Si les grands comptes et des entreprises présentes dans des secteurs d’activité très règlementés ont depuis longtemps pris les devants en adoptant des bonnes pratiques et procédures, c’est loin d’être le cas pour les PME/PMI.
Il suffit pour s’en rendre compte d’assister à des tables rondes organisées par des instances professionnelles ou des CCI pour constater que beaucoup de professionnels ne comprennent pas le principal enjeu du RGPD : la sécurité des données au sens large du terme (ce qui englobe notamment leur confidentialité et donc le déploiement en particulier du chiffrement).
Politique de l’autruche
En se focalisant principalement sur les sanctions et une lecture « juridique » du texte, de nombreuses entreprises se sont dit qu’elles ne risquaient rien, la CNIL se concentrant sur les grands groupes et les GAFAM (Google, Amazon, Facebook, Apple et Microsoft) pour montrer l’exemple.
Et l’actualité des sanctions leur a donné raison. En janvier dernier, la CNIL a prononcé une sanction de 50 millions d’euros à l’encontre de Google.
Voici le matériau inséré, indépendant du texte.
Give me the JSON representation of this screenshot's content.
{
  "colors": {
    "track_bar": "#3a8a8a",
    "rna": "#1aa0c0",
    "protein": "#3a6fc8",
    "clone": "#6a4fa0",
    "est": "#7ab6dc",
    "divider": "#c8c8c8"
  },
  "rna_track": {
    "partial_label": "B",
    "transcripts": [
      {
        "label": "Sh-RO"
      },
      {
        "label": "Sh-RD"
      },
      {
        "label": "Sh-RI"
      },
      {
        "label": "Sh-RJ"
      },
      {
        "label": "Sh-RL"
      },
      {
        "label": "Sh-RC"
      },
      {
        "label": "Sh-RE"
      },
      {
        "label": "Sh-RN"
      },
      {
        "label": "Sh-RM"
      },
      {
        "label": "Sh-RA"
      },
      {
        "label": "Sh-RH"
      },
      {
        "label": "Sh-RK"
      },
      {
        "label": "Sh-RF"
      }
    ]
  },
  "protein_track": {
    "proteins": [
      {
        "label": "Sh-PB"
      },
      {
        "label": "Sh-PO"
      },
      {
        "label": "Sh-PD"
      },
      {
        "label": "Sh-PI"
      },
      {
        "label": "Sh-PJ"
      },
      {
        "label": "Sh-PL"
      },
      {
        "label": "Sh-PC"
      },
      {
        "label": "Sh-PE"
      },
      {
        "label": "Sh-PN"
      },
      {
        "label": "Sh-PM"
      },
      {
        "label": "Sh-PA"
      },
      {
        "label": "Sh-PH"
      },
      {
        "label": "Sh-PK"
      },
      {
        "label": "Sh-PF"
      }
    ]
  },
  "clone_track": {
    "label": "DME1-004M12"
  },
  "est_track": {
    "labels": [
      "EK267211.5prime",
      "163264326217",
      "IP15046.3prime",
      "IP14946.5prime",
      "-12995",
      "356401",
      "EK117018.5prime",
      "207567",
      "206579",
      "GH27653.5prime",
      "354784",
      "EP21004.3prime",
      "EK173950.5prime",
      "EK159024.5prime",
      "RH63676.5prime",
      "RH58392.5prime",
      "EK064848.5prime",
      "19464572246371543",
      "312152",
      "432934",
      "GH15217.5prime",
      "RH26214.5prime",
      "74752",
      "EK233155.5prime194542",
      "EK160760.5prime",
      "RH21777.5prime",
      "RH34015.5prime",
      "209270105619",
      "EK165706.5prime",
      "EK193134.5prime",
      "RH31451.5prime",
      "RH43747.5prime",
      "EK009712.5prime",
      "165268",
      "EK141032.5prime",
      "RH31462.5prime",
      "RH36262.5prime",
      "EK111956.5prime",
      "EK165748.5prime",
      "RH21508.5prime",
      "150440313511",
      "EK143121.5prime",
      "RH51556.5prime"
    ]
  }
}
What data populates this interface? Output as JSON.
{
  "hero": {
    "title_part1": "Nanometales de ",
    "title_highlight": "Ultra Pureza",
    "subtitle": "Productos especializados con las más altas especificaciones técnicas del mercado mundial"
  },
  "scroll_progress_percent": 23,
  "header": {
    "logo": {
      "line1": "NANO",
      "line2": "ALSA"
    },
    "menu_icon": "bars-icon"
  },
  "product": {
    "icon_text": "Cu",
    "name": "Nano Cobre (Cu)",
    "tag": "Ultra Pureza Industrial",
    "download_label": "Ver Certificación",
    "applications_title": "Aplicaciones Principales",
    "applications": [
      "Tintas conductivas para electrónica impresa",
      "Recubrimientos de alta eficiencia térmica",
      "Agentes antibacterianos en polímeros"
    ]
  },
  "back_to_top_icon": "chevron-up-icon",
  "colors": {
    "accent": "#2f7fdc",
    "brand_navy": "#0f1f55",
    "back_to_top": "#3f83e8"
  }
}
Mais cette politique de l’autruche ou ce « retard à l’allumage » n’est certainement pas la bonne méthode. Pour deux raisons principales. Premièrement, les plaintes déposées auprès de la CNIL ont fortement augmenté (plus de 11 000 l’année dernière). Il y en a eu plus de 145 000 dans l’UE !
Deuxièmement, la CNIL va se montrer plus sévère. Dans un entretien accordé à La Tribune, la nouvelle présidente de la Commission nationale de l'informatique et des libertés (CNIL), Marie-Laure Denis a déclaré qu’il faut « désormais, faire preuve de davantage de fermeté. Notre action de régulation ne sera efficace que si nous actionnons à parts égales les deux leviers à notre disposition, c'est-à-dire la pédagogie d'un côté, et le contrôle avec éventuellement des sanctions de l'autre ».
Attention aux CNIL européennes
Mais les entreprises ont tort de croire que les sanctions ne peuvent venir que de la CNIL francaise. Premièrement, l’équivalent italien ou allemand pourrait demander des comptes à une entreprise française si elle a reçu des plaintes de citoyens italiens ou allemands.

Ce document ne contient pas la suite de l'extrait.